Lisa Cordeiro, RN, CDE

November is National Diabetes Month. Every 21 seconds, someone in the United States is diagnosed with Diabetes. According to the National Diabetes Statistics Report 2017, 30.2 million people in the United States have diabetes and 23% of people with diabetes don’t know they have it.  84.1 million people in the U.S. have prediabetes, which is an abnormal condition of elevated blood sugars that often precedes type 2 diabetes.  A majority of people with prediabetes don’t know they have it!

We spoke with Diabetes Educator, Lisa Cordeiro, RN, CDE, from the Beth Israel Deaconess Diabetes Education Center, to find out more about type 2 diabetes, signs and symptoms, and some risk factors.

Q: what is type 2 diabetes?
Type 2 diabetes is the more common type of diabetes. It is a chronic condition in which the body fails to properly make or use insulin. Insulin is a hormone that helps get glucose into your cells to produce energy. When a person has type 2 diabetes, instead of using that glucose to produce energy, it will back up in the bloodstream and cause a variety of symptoms.

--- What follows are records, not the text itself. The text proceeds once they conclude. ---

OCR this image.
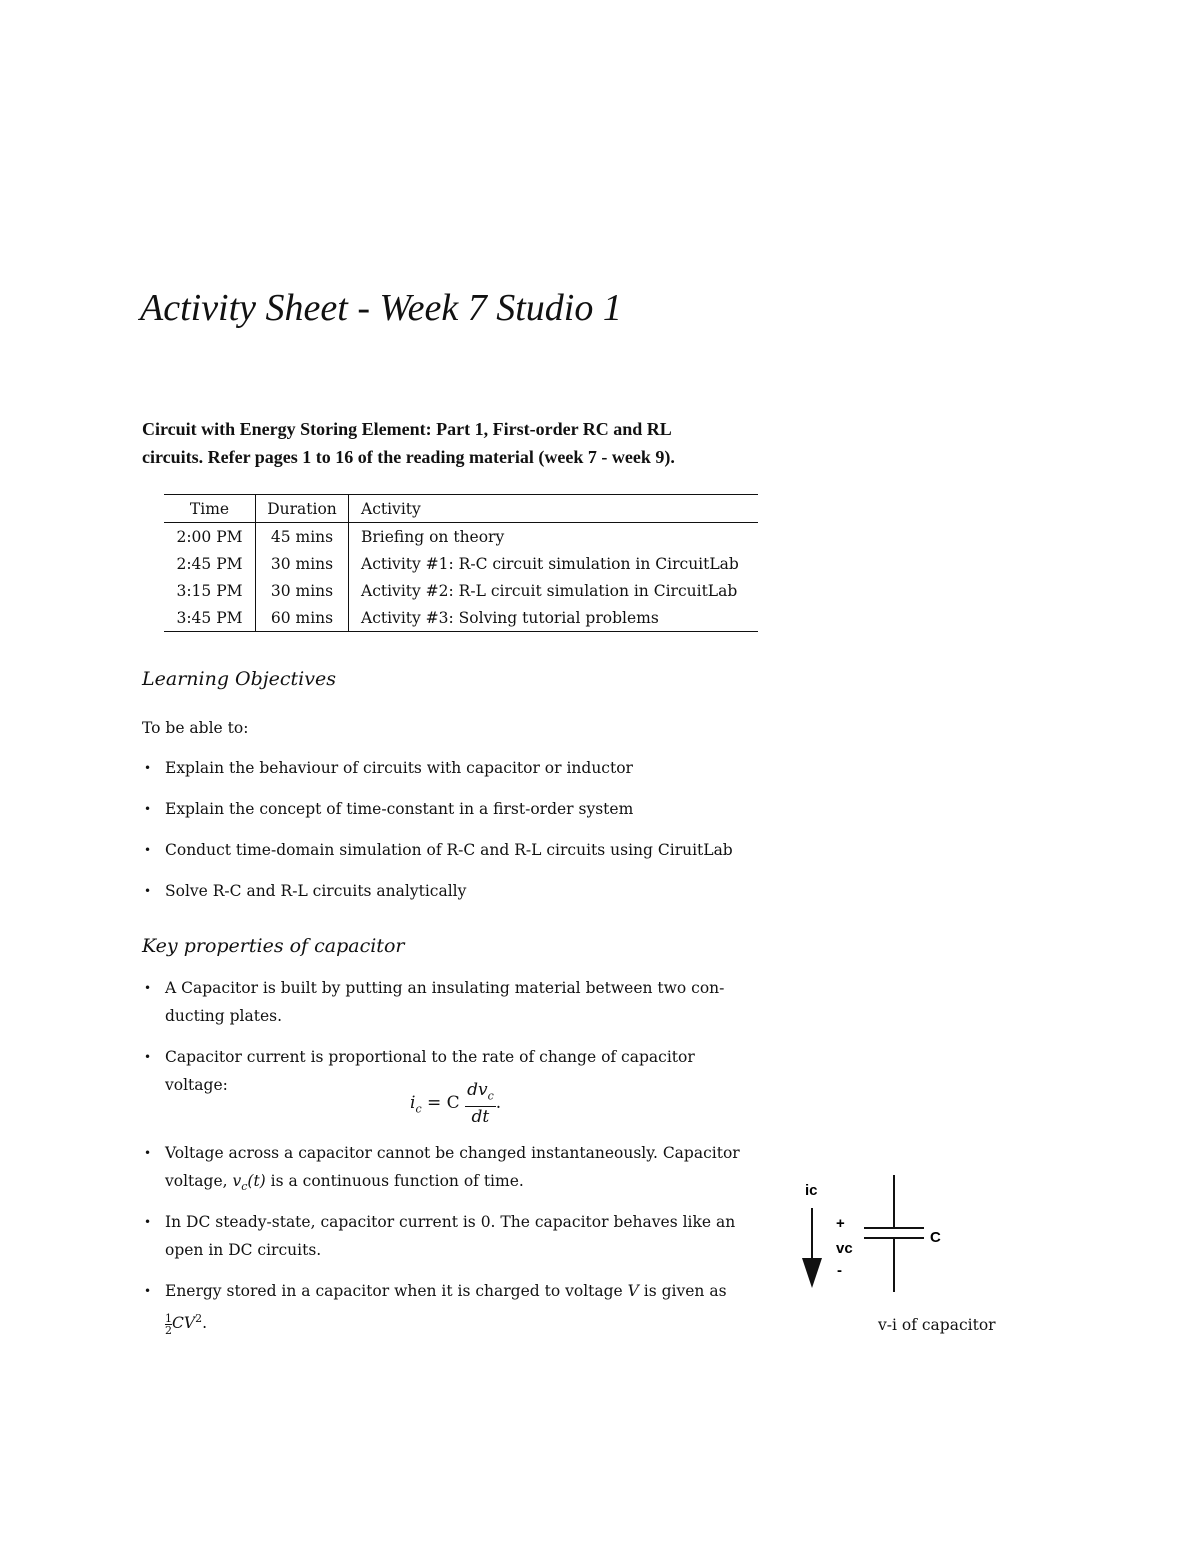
Activity Sheet - Week 7 Studio 1
Circuit with Energy Storing Element: Part 1, First-order RC and RL
circuits. Refer pages 1 to 16 of the reading material (week 7 - week 9).
Time	Duration	Activity
2:00 PM	45 mins	Briefing on theory
2:45 PM	30 mins	Activity #1: R-C circuit simulation in CircuitLab
3:15 PM	30 mins	Activity #2: R-L circuit simulation in CircuitLab
3:45 PM	60 mins	Activity #3: Solving tutorial problems
Learning Objectives
To be able to:
• Explain the behaviour of circuits with capacitor or inductor
• Explain the concept of time-constant in a first-order system
• Conduct time-domain simulation of R-C and R-L circuits using CiruitLab
• Solve R-C and R-L circuits analytically
Key properties of capacitor
• A Capacitor is built by putting an insulating material between two con-
ducting plates.
• Capacitor current is proportional to the rate of change of capacitor voltage:
$i_c = C \frac{dv_c}{dt}$ .
• Voltage across a capacitor cannot be changed instantaneously. Capacitor
voltage, $v_c(t)$ is a continuous function of time.
• In DC steady-state, capacitor current is 0. The capacitor behaves like an
open in DC circuits.
• Energy stored in a capacitor when it is charged to voltage V is given as
$\frac{1}{2} CV^2$.
ic
+
vc
-
C
v-i of capacitor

Q: WHat are some symptoms of type 2 diabetes?
Symptoms may not be present at first because type 2 can develop gradually over time. High blood sugar levels can result in symptoms including thirst, frequent urination, tiredness, listlessness, nausea, and dizziness. If the blood sugar levels are extremely high, symptoms may escalate to confusion, drowsiness, and even loss of consciousness.

Q: WHAT ARE SOME risk factors of type 2?
There are numerous risk factors that can lead to type 2. This form of diabetes results when the body doesn’t produce enough insulin and/or is unable to use insulin properly.

  • Having prediabetes (blood sugar levels that are higher than normal but not high enough to be diagnosed as diabetes)
  • Being overweight
  • Being 45 years or older
  • Having a parent, brother, or sister with type 2 diabetes
  • Being physically active less than 3 times a week
  • Ever having gestational diabetes or giving birth to a baby who weighed more than 9 pounds1

Beth Israel Deaconess Hospital-Plymouth’s Diabetes Education Center offers programs to help people living with diabetes live a healthier life.
For more information, call 508-830-2446.

1 https://www.niddk.nih.gov/health-information/diabetes/overview/what-is-diabetes/prediabetes-insulin-resistance

Comments (1)
Posted by: WWareham resident | Nov 15, 2017 09:59

Don't count out Type 1 Diabetes either. I was diagnosed with Type 1 on January 22, 2016 at 49 years old at my yearly physical. T1D is very different then T2 as it's autoimmune and nothing anyone did or can do will stop T1, it's in you from birth but just a matter of when it decides to read havoc on your body and entire life.

 

I would not be here if I didn't go for yearly physicals and many in my age group don't go. My advice is see your doctor regularly, it could save your life.